En ningún momento Margot Honecker dio explicaciones ni se mostró crítica, salvo un breve reconocimiento de que el SED (el partido comunista de Alemania del Este) había tenido que confeccionar parte de su hoja de ruta marxista a medida que avanzaba, por lo que inevitablemente cometió algunos errores, aunque de gestión, no teóricos.

Por lo demás, era impenitente y segura de sí misma. Su vocabulario y su dicción sonaban exactamente como lo habrían hecho los más altos funcionarios de Alemania Oriental a finales de los años setenta. De hecho, nunca llegó a formar parte del más alto escalón, el Politburó, pero fue una Primera Dama enormemente poderosa, la Lady Macbeth de la RDA. 

Margot, apodada la «Bruja Púrpura» a sus espaldas en su propia utopía comunista (por su pelo teñido); Margot, que supuestamente ordenó la adopción forzosa de los hijos de los disidentes encarcelados; Margot, supervisora de una red de unos 150 austeros hogares infantiles similares a prisiones donde los menores «políticamente difíciles» eran reeducados con dureza para convertirlos en buenos ciudadanos socialistas.

Margot, el monstruo.

Sin embargo, a título personal, estaba lejos de ser una persona sin encanto: tanto es así que a mi esposa chilena le costaba asociar a «esa dulce anciana» con los crímenes y la falta de alegría de la RDA retratados en «La vida de los otros», que volvimos a ver inmediatamente después de nuestra última larga conversación con ella.

Había un epílogo. En mi fiesta de despedida como embajador en enero de 2014, muchos se quedaron visiblemente atónitos al ver aparecer entre los invitados a una Margot Honecker ahora más frágil. Quizás se quedó igual de estupefacta al conocer muy brevemente a la hija de Pinochet, invitada también como concejala en ejercicio de la municipalidad que albergaba la embajada. No sé lo que pasó entre ellos, pero supongo que no fue un encuentro de mentes similares.

Margot me hizo un regalo aquel día: un pequeño libro de poemas de Goethe impreso en los primeros años de la RDA por «La Editorial del Pueblo» en la casi indescifrable antigua escritura cursiva alemana. Aún lo atesoro en mi pequeña biblioteca londinense.

Más de una década después, tengo la impresión de haber conocido a una encarnación viva de «la banalidad del mal» de Hannah Arendt.
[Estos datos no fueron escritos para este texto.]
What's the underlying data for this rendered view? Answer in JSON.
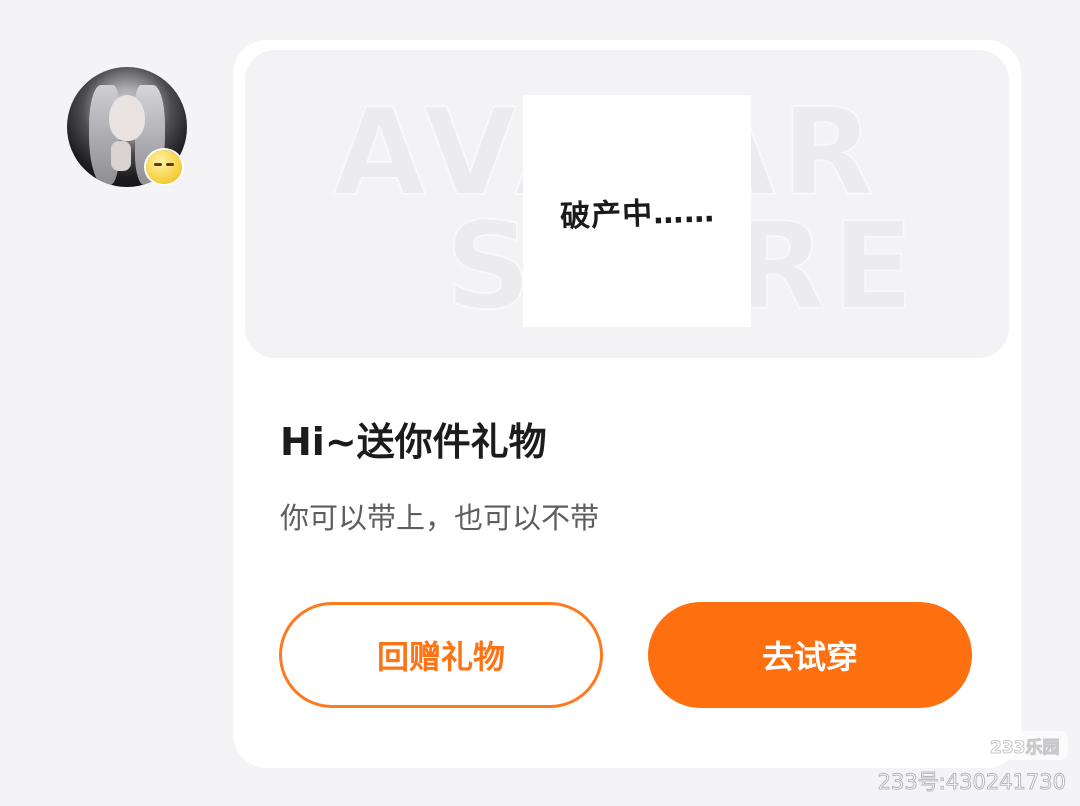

Margot murió sin el menor atisbo de duda sobre sus convicciones ideológicas de toda la vida ni remordimiento por las consecuencias de aplicarlas tan represivamente en el sistema de «socialismo real existente» de la RDA.

Ella misma fue culpable y cómplice muy cercana de graves delitos contra los derechos humanos más básicos de millones de personas, pero en el sofá de nuestro salón parecía un ser humano humilde y reducido al que resultaba difícil imaginar que hubiera podido hacer daño a una mosca.

En definitiva, conocer a Margot Honecker sigue siendo una de las experiencias más extrañas de mis 38 años de carrera diplomática. Ahora que lo pienso bien, también fue una de las más inquietantes.

Pero todavía queda mucha gente tanto en Chile como en otras partes dispuesta implacablemente a defender los mismos dogmas políticos rígidos en los que ella creía, encarnados en el gobierno de Allende.